Birleşik Krallık Katar Büyükelçisi Jonathan Wilks bir Katar gazetesine verdiği röportajda ülkesinin Katar ile dışişleri bakanlarının başkanlık edeceği bir stratejik diyalog platformunun kurulması için çalışma gruplarının toplantılar yapması üzerine anlaştıklarını açıkladı. İki ülke arasındaki siyasi diyaloğun son iki yılda büyük ilerleme kaydettiğini belirten büyükelçi iki ülke arasındaki istişarelerin en yüksek düzeyde devam ettiğini ifade etti.[60]

ABD Hazine Bakanlığı Yabancı Varlık Kontrol Ofisinden yapılan açıklamada Hizbullah’a finansman sağlayan bir şirket ve yedi kişinin yaptırım listesine alındığı açıklandı. Söz konusu kararın Katar ile koordinasyon hâlinde alındığı belirtildi. Yaptırım listesine alınan kişiler arasında Katar, Suudi Arabistan, Filistin, Bahreyn vatandaşlarının ve Katar merkezli bir gayrimenkul şirketinin olduğu duyuruldu. Katar resmî haber ajansı da Amerikan makamlarınca duyurulan olayı doğrular nitelikte bir açıklama yayımladı ve bahsi geçen kararın ABD ile teröre karşı mücadelede yürütülen ortaklık çerçevesinde alındığı ifade edildi.[61]

Yemen
Yemen’de ekonominin kötü gidişatı, temel hizmetlerin sağlanamaması gibi çeşitli nedenlerden dolayı Aden, Hadramevt, Taiz gibi vilayetlerde protesto gösterileri devam ederken Başbakan Muin Abdulmelik 6 ay sonra geçici başkent Aden’e döndü. Abdulmelik en son geçen mart ayında protestocuların hükûmet binasını basması sonrasında beraberindeki hükûmet yetkilileriyle Aden’den ayrılmıştı. Diğer hükûmet yetkililerin de Suudi Arabistan’dan Aden’e gelmesinin beklendiği belirtildi.[62]

ABD Başkanı Biden’ın Ulusal Güvenlik Danışmanı Jake Sullivan, aralarında ABD Yemen Özel Temsilcisi Tim Lenderking’in de olduğu bir heyetle Suudi Arabistan ve BAE’ye ziyaretler gerçekleştirdi. BAE ziyareti esnasında Abu Dabi Veliaht Prensi Muhammed bin Zayid ile bir araya gelen Sullivan’ın gündeminde Yemen’de devam eden savaş ve gittikçe kötüleşen insani kriz vardı. İkili arasındaki görüşmede BAE Ulusal Güvenlik Danışmanı Tahnoun bin Zayid de hazır bulundu.[63]

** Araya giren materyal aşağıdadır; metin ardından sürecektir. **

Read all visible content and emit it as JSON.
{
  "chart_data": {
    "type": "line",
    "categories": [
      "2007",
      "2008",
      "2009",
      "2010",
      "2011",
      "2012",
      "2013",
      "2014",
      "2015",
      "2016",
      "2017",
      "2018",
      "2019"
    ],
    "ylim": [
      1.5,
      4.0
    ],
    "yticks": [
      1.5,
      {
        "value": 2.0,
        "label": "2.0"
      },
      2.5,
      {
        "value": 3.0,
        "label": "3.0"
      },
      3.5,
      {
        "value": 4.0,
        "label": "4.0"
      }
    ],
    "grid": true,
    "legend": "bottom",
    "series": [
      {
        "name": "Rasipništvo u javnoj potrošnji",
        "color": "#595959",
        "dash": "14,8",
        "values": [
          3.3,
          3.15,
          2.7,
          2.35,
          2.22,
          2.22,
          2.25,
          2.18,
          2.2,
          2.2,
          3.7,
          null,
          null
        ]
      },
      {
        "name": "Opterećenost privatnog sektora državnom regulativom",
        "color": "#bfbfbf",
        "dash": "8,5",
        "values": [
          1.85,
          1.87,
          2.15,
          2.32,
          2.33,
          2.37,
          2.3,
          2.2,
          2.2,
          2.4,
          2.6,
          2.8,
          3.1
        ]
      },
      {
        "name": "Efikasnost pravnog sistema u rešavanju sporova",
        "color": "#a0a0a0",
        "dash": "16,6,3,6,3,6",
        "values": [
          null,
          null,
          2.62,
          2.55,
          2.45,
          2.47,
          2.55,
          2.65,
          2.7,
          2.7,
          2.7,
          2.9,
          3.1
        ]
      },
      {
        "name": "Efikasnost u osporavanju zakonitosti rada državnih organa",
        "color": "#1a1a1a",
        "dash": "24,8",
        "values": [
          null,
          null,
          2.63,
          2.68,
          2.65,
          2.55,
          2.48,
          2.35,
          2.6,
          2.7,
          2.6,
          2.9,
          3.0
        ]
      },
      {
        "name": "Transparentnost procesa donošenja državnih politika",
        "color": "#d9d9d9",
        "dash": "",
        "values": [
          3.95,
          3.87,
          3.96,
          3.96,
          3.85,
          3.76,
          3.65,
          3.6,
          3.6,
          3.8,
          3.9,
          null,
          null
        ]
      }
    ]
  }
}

Sullivan daha sonra Suudi Arabistan’a geçerek burada Veliaht Prens Muhammed bin Selman ile bir toplantı yaptı. Toplantının ana gündem maddesi Yemen’deki savaştı. Kapsamlı bir ateşkesin sağlanması ve siyasi çözüm müzakerelerin başlatılması için gerekli adımlar görüşüldü. Diğer taraftan Sullivan ülkesinin Suudi Arabistan topraklarının güvenliğinin sağlanması konusunda iş birliğine olan bağlılığını yineledi. Suudi Arabistan’ın mart ayında açıkladığı barış planını desteklediklerini ifade etti.[64]

Kuveyt
Kuveyt Başbakanı Şeyh Sabah’ı temsilen Enformasyon Bakanı Abdülrahman Al-Mutairi, Expo 2020 Dubai’ye katılım gösterdi. Kuveyt heyeti, Enformasyon Bakanlığından üst düzey yetkililerden, çeşitli gazete, TV ve radyo kanallarından temsilcilerden ve sivil toplum örgütlerinden oluşmaktadır.[65]

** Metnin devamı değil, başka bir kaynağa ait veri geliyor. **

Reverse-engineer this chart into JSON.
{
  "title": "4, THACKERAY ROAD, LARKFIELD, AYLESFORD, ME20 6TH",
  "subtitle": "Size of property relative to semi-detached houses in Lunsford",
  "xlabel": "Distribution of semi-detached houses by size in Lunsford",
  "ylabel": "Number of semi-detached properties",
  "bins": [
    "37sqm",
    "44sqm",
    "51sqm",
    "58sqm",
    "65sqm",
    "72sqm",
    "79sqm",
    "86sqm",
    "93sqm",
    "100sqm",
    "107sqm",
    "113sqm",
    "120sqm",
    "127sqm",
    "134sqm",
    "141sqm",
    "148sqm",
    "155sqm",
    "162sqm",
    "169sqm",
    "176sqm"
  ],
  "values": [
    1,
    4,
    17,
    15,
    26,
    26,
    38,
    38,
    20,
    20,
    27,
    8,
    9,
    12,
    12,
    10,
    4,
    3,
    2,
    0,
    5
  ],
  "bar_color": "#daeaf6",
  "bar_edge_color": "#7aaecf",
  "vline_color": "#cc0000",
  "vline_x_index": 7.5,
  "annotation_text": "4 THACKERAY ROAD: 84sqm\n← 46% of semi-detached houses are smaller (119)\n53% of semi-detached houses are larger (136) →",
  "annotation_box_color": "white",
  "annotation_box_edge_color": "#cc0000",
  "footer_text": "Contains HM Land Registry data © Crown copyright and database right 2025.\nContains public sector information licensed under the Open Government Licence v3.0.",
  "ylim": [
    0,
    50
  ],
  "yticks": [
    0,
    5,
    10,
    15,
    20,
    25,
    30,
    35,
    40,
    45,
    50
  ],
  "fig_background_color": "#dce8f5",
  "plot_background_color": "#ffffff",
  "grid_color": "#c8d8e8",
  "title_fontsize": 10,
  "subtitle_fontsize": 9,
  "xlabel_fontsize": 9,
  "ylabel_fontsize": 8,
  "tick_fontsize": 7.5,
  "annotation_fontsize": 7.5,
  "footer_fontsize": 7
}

Kuveyt hükûmeti, genç nüfusun kamudaki yoğun istihdamının ve yüksek işsizlik oranlarının ağırlığı sebebiyle İş Gücü Kamu Kurumundan dört yıl içerisinde 100.000 vatandaşın özel sektörde istihdam edilmesi için plan oluşturulmasını talep etti. Bu kurumdan daha önce yabancı işçiler ve vatandaşların maaşları arasındaki büyük farkın azaltılması da talep edilmiştir.[66]

Umman
Umman Dışişleri Bakanı Sayyid Badr Hamad Al Busaidi, Türk mevkidaşı Mevlüt Çavuşoğlu ile video konferans aracılığıyla bir görüşme gerçekleştirdi. Toplantıda ki ülke ekonomisinin ve karşılıklı yatırımların büyümesi için iş birliği ve koordinasyon geliştirilmesi gerektiği vurgulandı. İki tarafın bölgesel ve uluslararası meseleler üzerine fikir alışverişinde bulunduğu belirtildi.[67]

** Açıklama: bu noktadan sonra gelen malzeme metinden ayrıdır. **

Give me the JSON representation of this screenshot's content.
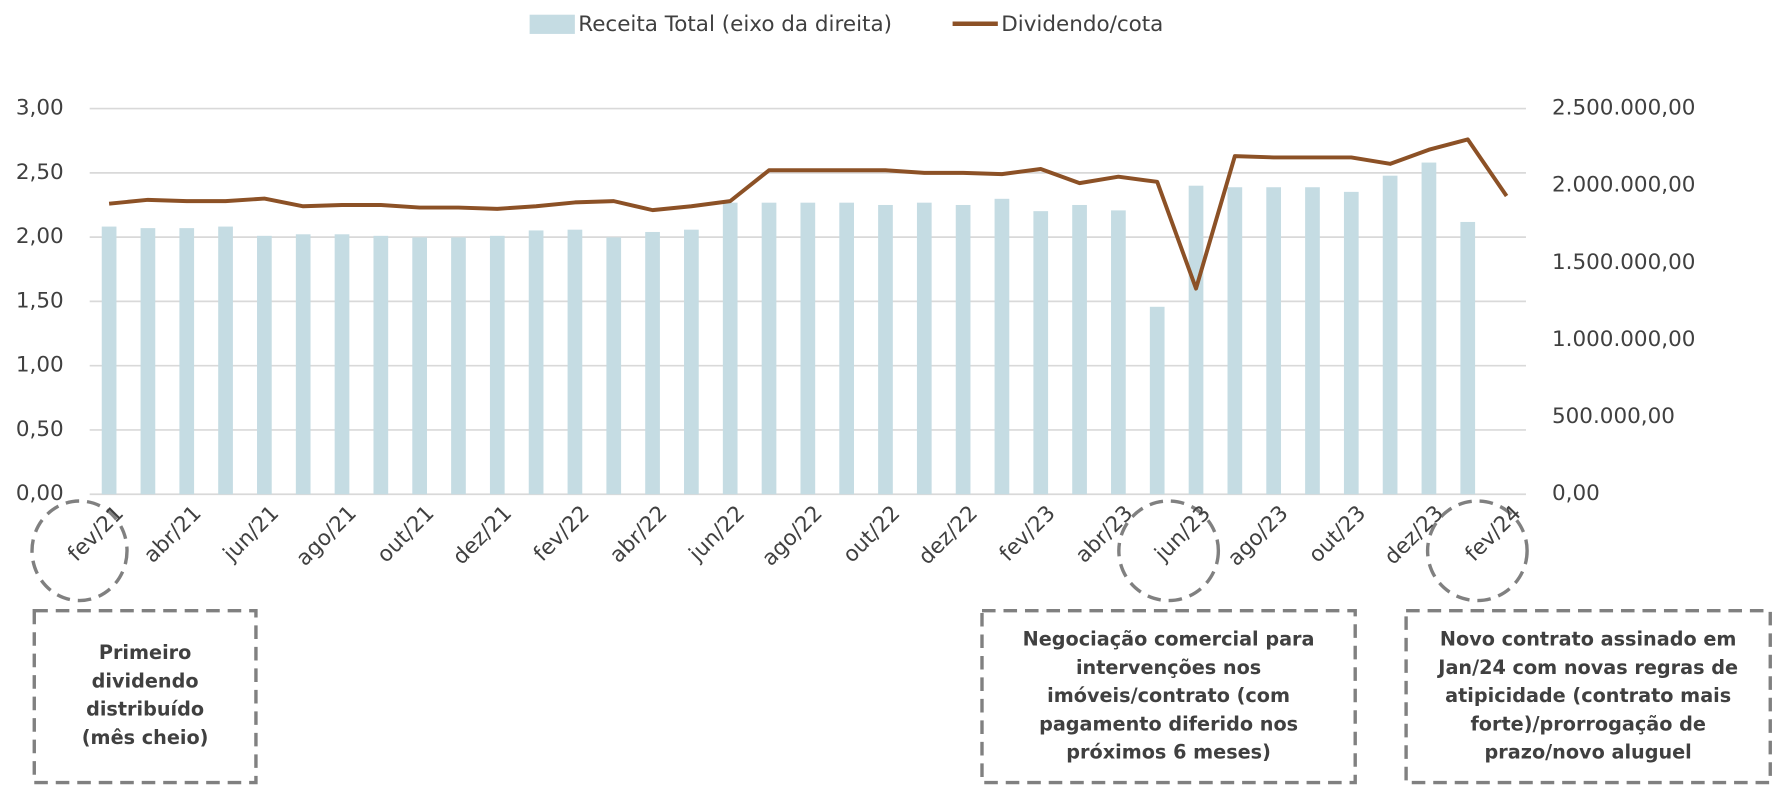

Umman’ın BAE Büyükelçisi Dr. Ahmed bin Hilal bin Suud Al Busaidi, Umman’ın Expo 2020 Dubai’ye katılımının önemine değindi. Büyükelçi, Umman’ın farklı ülkelerle bu tarz etkinliklerde bir araya gelip diğer ülkelerle karşılıklı fayda sağlanmasının önemli olduğunu belirtti. Farklı ülkelerle çeşitli alanlarda iş birliği yapılmasının küresel gelişimi sağlayacağını ifade etti.[68]

Bahreyn
İsrail Dışişleri Bakanı Yair Lapid Bahreyn’e bir ziyaret gerçekleştirdi. İki ülke arasında geçen sene imzalanan normalleşme anlaşması sonrasında yapılan en üst düzey ziyaret olarak kayıtlara geçti. İsrailli Bakan ziyareti kapsamında Bahreyn Kralı Hamed bin İsa Al Halife ile görüştü. Kral, geçen sene imzalanan İbrahim Anlaşmaları’nın Ortadoğu’da adil, kalıcı ve kapsamlı bir barış sağlanması yolunda önemli bir adım olduğu ifade etti.[69] Lapid Manama ziyareti kapsamında Bahreynli mevkidaşı Abdullatif bin Raşid Al Zayani’nin de katıldığı bir törenle İsrail’in Bahreyn Büyükelçiliği binasının açılışını da gerçekleştirdi.[70]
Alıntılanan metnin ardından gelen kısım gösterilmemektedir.